On the other hand, our pattern could be made to accept constant declarations as well using Modifiers = Modifiers.Any in the pattern's initializer. 

This makes pattern matching a great tool when implementing refactorings, as your refactoring won't accidentally touch cases you haven't thought about. In my experience working on ILSpy, it is much easier to write patterns than to write the code that manually checks all the boundary conditions.

Summary

This concludes our discussion of syntax trees. If you want to know more, please download the demo application. It is a great tool for learning how NRefactory represents a given piece of C# code.

Type System 

Before we can talk about semantic analysis of C# code, we will need to provide NRefactory with the necessary information. A C# code file cannot be analyzed on its own; we need to know which classes and methods exist. This depends on other code files in the same project, and on the referenced assemblies and projects. In NRefactory, all this information taken together is called the type system it contains not only types, but also methods/properties/event and fields.

There actually are two type systems in NRefactory: the unresolved type system and the resolved type system.

The unresolved type system is intended as a kind of "staging ground" for building a type system. The unresolved type system essentially contains the same information as the declarations in the syntax tree, but represents it using language-independent interfaces. It does not contain any information about method bodies, and is significantly more memory-efficient than keeping all syntax trees around. 

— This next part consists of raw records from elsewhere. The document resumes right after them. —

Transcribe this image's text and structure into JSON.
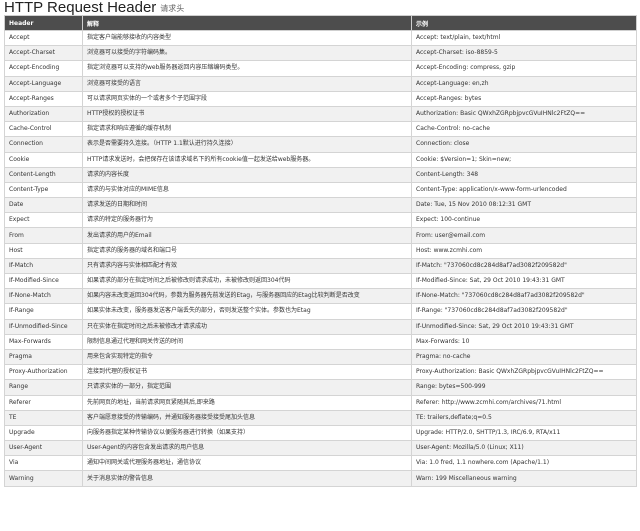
{
  "page": {
    "title": "HTTP Request Header",
    "subtitle": "请求头"
  },
  "table": {
    "headers": [
      "Header",
      "解释",
      "示例"
    ],
    "rows": [
      [
        "Accept",
        "指定客户端能够接收的内容类型",
        "Accept: text/plain, text/html"
      ],
      [
        "Accept-Charset",
        "浏览器可以接受的字符编码集。",
        "Accept-Charset: iso-8859-5"
      ],
      [
        "Accept-Encoding",
        "指定浏览器可以支持的web服务器返回内容压缩编码类型。",
        "Accept-Encoding: compress, gzip"
      ],
      [
        "Accept-Language",
        "浏览器可接受的语言",
        "Accept-Language: en,zh"
      ],
      [
        "Accept-Ranges",
        "可以请求网页实体的一个或者多个子范围字段",
        "Accept-Ranges: bytes"
      ],
      [
        "Authorization",
        "HTTP授权的授权证书",
        "Authorization: Basic QWxhZGRpbjpvcGVuIHNlc2FtZQ=="
      ],
      [
        "Cache-Control",
        "指定请求和响应遵循的缓存机制",
        "Cache-Control: no-cache"
      ],
      [
        "Connection",
        "表示是否需要持久连接。（HTTP 1.1默认进行持久连接）",
        "Connection: close"
      ],
      [
        "Cookie",
        "HTTP请求发送时，会把保存在该请求域名下的所有cookie值一起发送给web服务器。",
        "Cookie: $Version=1; Skin=new;"
      ],
      [
        "Content-Length",
        "请求的内容长度",
        "Content-Length: 348"
      ],
      [
        "Content-Type",
        "请求的与实体对应的MIME信息",
        "Content-Type: application/x-www-form-urlencoded"
      ],
      [
        "Date",
        "请求发送的日期和时间",
        "Date: Tue, 15 Nov 2010 08:12:31 GMT"
      ],
      [
        "Expect",
        "请求的特定的服务器行为",
        "Expect: 100-continue"
      ],
      [
        "From",
        "发出请求的用户的Email",
        "From: user@email.com"
      ],
      [
        "Host",
        "指定请求的服务器的域名和端口号",
        "Host: www.zcmhi.com"
      ],
      [
        "If-Match",
        "只有请求内容与实体相匹配才有效",
        "If-Match: \"737060cd8c284d8af7ad3082f209582d\""
      ],
      [
        "If-Modified-Since",
        "如果请求的部分在指定时间之后被修改则请求成功，未被修改则返回304代码",
        "If-Modified-Since: Sat, 29 Oct 2010 19:43:31 GMT"
      ],
      [
        "If-None-Match",
        "如果内容未改变返回304代码，参数为服务器先前发送的Etag，与服务器回应的Etag比较判断是否改变",
        "If-None-Match: \"737060cd8c284d8af7ad3082f209582d\""
      ],
      [
        "If-Range",
        "如果实体未改变，服务器发送客户端丢失的部分，否则发送整个实体。参数也为Etag",
        "If-Range: \"737060cd8c284d8af7ad3082f209582d\""
      ],
      [
        "If-Unmodified-Since",
        "只在实体在指定时间之后未被修改才请求成功",
        "If-Unmodified-Since: Sat, 29 Oct 2010 19:43:31 GMT"
      ],
      [
        "Max-Forwards",
        "限制信息通过代理和网关传送的时间",
        "Max-Forwards: 10"
      ],
      [
        "Pragma",
        "用来包含实现特定的指令",
        "Pragma: no-cache"
      ],
      [
        "Proxy-Authorization",
        "连接到代理的授权证书",
        "Proxy-Authorization: Basic QWxhZGRpbjpvcGVuIHNlc2FtZQ=="
      ],
      [
        "Range",
        "只请求实体的一部分，指定范围",
        "Range: bytes=500-999"
      ],
      [
        "Referer",
        "先前网页的地址，当前请求网页紧随其后,即来路",
        "Referer: http://www.zcmhi.com/archives/71.html"
      ],
      [
        "TE",
        "客户端愿意接受的传输编码，并通知服务器接受接受尾加头信息",
        "TE: trailers,deflate;q=0.5"
      ],
      [
        "Upgrade",
        "向服务器指定某种传输协议以便服务器进行转换（如果支持）",
        "Upgrade: HTTP/2.0, SHTTP/1.3, IRC/6.9, RTA/x11"
      ],
      [
        "User-Agent",
        "User-Agent的内容包含发出请求的用户信息",
        "User-Agent: Mozilla/5.0 (Linux; X11)"
      ],
      [
        "Via",
        "通知中间网关或代理服务器地址，通信协议",
        "Via: 1.0 fred, 1.1 nowhere.com (Apache/1.1)"
      ],
      [
        "Warning",
        "关于消息实体的警告信息",
        "Warn: 199 Miscellaneous warning"
      ]
    ]
  }
}
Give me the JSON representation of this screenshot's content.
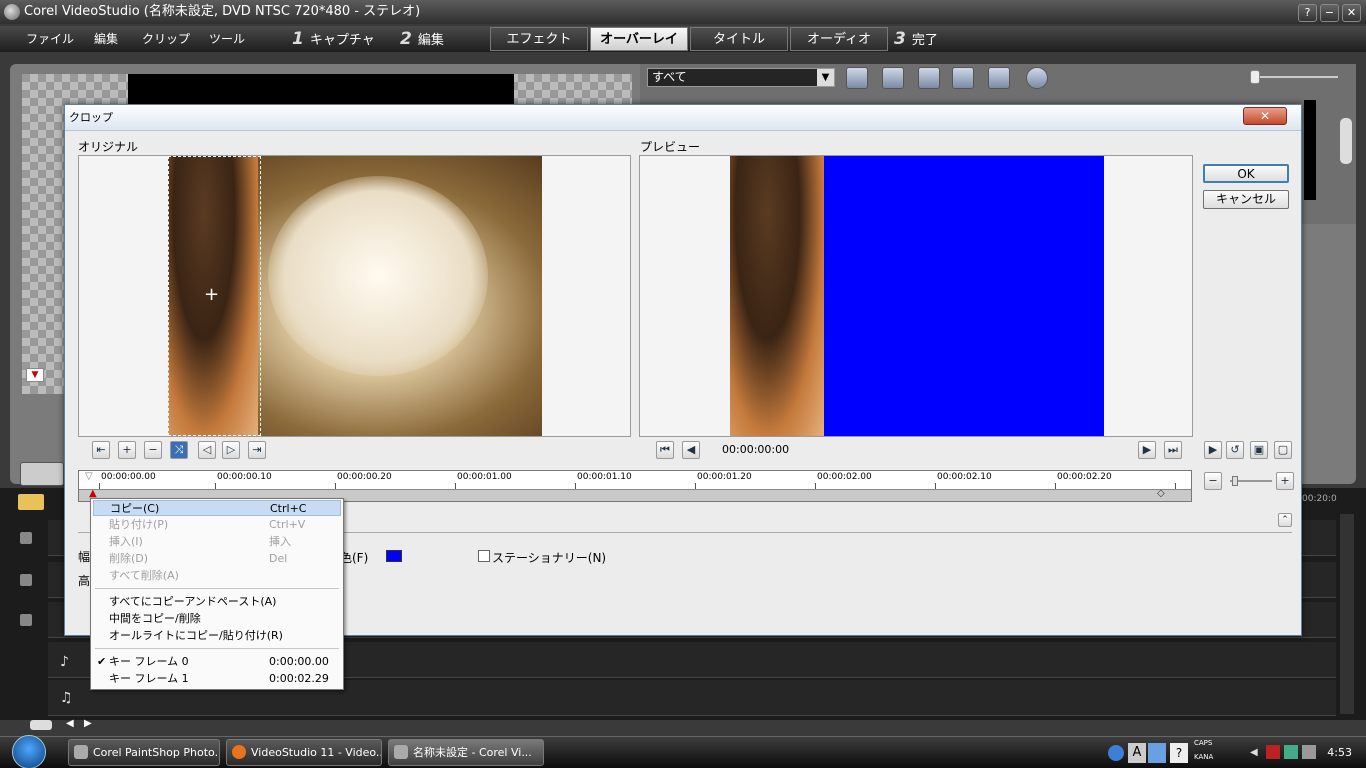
{
  "app": {
    "title": "Corel VideoStudio (名称未設定, DVD NTSC 720*480 - ステレオ)",
    "help_btn": "?",
    "min_btn": "−",
    "close_btn": "✕"
  },
  "menu": {
    "items": [
      "ファイル",
      "編集",
      "クリップ",
      "ツール"
    ]
  },
  "steps": [
    {
      "num": "1",
      "label": "キャプチャ"
    },
    {
      "num": "2",
      "label": "編集"
    },
    {
      "num": "3",
      "label": "完了"
    }
  ],
  "tabs": [
    "エフェクト",
    "オーバーレイ",
    "タイトル",
    "オーディオ"
  ],
  "active_tab": "オーバーレイ",
  "library": {
    "category": "すべて"
  },
  "dialog": {
    "title": "クロップ",
    "close": "✕",
    "original_label": "オリジナル",
    "preview_label": "プレビュー",
    "ok": "OK",
    "cancel": "キャンセル",
    "timecode": "00:00:00:00",
    "ruler_ticks": [
      "00:00:00.00",
      "00:00:00.10",
      "00:00:00.20",
      "00:00:01.00",
      "00:00:01.10",
      "00:00:01.20",
      "00:00:02.00",
      "00:00:02.10",
      "00:00:02.20"
    ],
    "color_label": "色(F)",
    "width_label_partial": "幅",
    "height_label_partial": "高",
    "stationary_label": "ステーショナリー(N)",
    "fill_color": "#0000ff"
  },
  "context_menu": {
    "items": [
      {
        "label": "コピー(C)",
        "shortcut": "Ctrl+C",
        "state": "highlighted"
      },
      {
        "label": "貼り付け(P)",
        "shortcut": "Ctrl+V",
        "state": "disabled"
      },
      {
        "label": "挿入(I)",
        "shortcut": "挿入",
        "state": "disabled"
      },
      {
        "label": "削除(D)",
        "shortcut": "Del",
        "state": "disabled"
      },
      {
        "label": "すべて削除(A)",
        "shortcut": "",
        "state": "disabled"
      },
      {
        "label": "すべてにコピーアンドペースト(A)",
        "shortcut": "",
        "state": "normal"
      },
      {
        "label": "中間をコピー/削除",
        "shortcut": "",
        "state": "normal"
      },
      {
        "label": "オールライトにコピー/貼り付け(R)",
        "shortcut": "",
        "state": "normal"
      },
      {
        "label": "キー フレーム 0",
        "shortcut": "0:00:00.00",
        "state": "checked"
      },
      {
        "label": "キー フレーム 1",
        "shortcut": "0:00:02.29",
        "state": "normal"
      }
    ]
  },
  "timeline": {
    "end_label": "00:20:0"
  },
  "taskbar": {
    "buttons": [
      "Corel PaintShop Photo...",
      "VideoStudio 11 - Video...",
      "名称未設定 - Corel Vi..."
    ],
    "caps": "CAPS",
    "kana": "KANA",
    "clock": "4:53"
  }
}
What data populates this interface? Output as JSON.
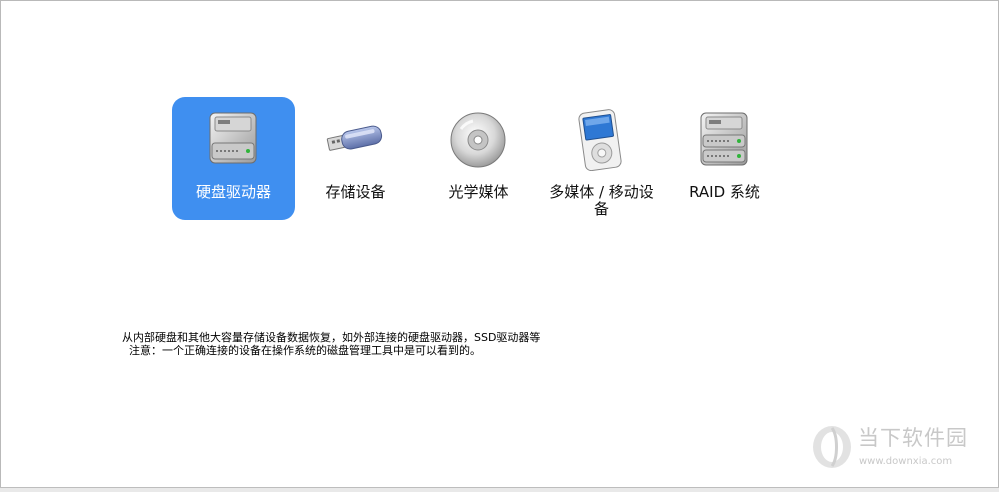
{
  "tiles": [
    {
      "label": "硬盘驱动器",
      "icon": "hard-drive-icon",
      "selected": true
    },
    {
      "label": "存储设备",
      "icon": "usb-drive-icon",
      "selected": false
    },
    {
      "label": "光学媒体",
      "icon": "optical-disc-icon",
      "selected": false
    },
    {
      "label": "多媒体 / 移动设备",
      "icon": "media-player-icon",
      "selected": false
    },
    {
      "label": "RAID 系统",
      "icon": "raid-drive-icon",
      "selected": false
    }
  ],
  "description": {
    "line1": "从内部硬盘和其他大容量存储设备数据恢复，如外部连接的硬盘驱动器，SSD驱动器等",
    "line2": "注意：一个正确连接的设备在操作系统的磁盘管理工具中是可以看到的。"
  },
  "watermark": {
    "text": "当下软件园",
    "url": "www.downxia.com"
  },
  "colors": {
    "selected_tile": "#3f8ff0"
  }
}
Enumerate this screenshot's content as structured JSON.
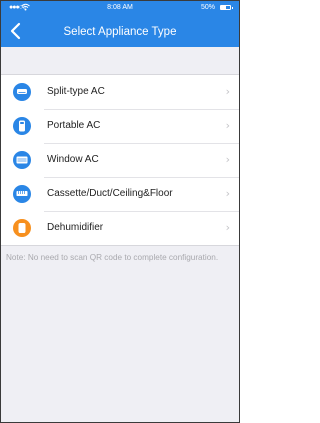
{
  "status_bar": {
    "signal": "●●●○○",
    "time": "8:08 AM",
    "battery": "50%",
    "battery_level": 0.5
  },
  "header": {
    "title": "Select Appliance Type",
    "back_icon": "chevron-left-icon"
  },
  "appliances": [
    {
      "label": "Split-type AC",
      "icon": "split-ac-icon",
      "color": "#2a86e6"
    },
    {
      "label": "Portable AC",
      "icon": "portable-ac-icon",
      "color": "#2a86e6"
    },
    {
      "label": "Window AC",
      "icon": "window-ac-icon",
      "color": "#2a86e6"
    },
    {
      "label": "Cassette/Duct/Ceiling&Floor",
      "icon": "cassette-ac-icon",
      "color": "#2a86e6"
    },
    {
      "label": "Dehumidifier",
      "icon": "dehumidifier-icon",
      "color": "#f7901e"
    }
  ],
  "note": "Note: No need to scan QR code to complete configuration.",
  "colors": {
    "header": "#2a86e6",
    "background": "#efeff4",
    "accent_orange": "#f7901e"
  }
}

This diagram shows the architecture of NRefactory with its two type systems:  

Red boxes signify that the API is language-independent; blue boxes signify C#-specific APIs. Currently C# is the only language supported by NRefactory 5, but we plan to add VB support in the future.

Note that the unresolved type system is serializable (using either .NET BinaryFormatter or the FastSerializer included in NRefactory); this is used in SharpDevelop and MonoDevelop to speed up loading solutions (parsing the whole project takes a bit time on my machine, NRefactory parses 70,000 lines per second).  

What's In the Type System  

The type system provides roughly the same information as System.Reflection.  

The root object of the type system is the ICompilation. A compilation consists of a main assembly (the assembly being compiled) and a set of referenced assemblies. Each assembly has a set of type definitions and assembly attributes. Type definitions contain other type definitions and members. This is the hierarchy of entities - class and member definitions.

The other part of the type system are, of course, the types. A type in NRefactory is one of the following: 

  • A type definition class/struct/enum/delegate/interface types. Examples: int, IDisposable, List<T> 
  • An array type. Example: string[]
  • A parameterized type. Example: List<string>
  • A pointer type. Example: int* 
  • A managed reference type. Example: ref int 
  • A special type: dynamic, unknown type, or the type of the null literal
  • A type parameter. Example: T

The IType.Kind property can be used to distinguish between the different kinds of types. The special "unknown type" is used to represent types that could not be resolved (e.g. compiler error due to a missing class). ITypes provided by NRefactory are never null; SpecialType.UnknownType is used as a null-object.  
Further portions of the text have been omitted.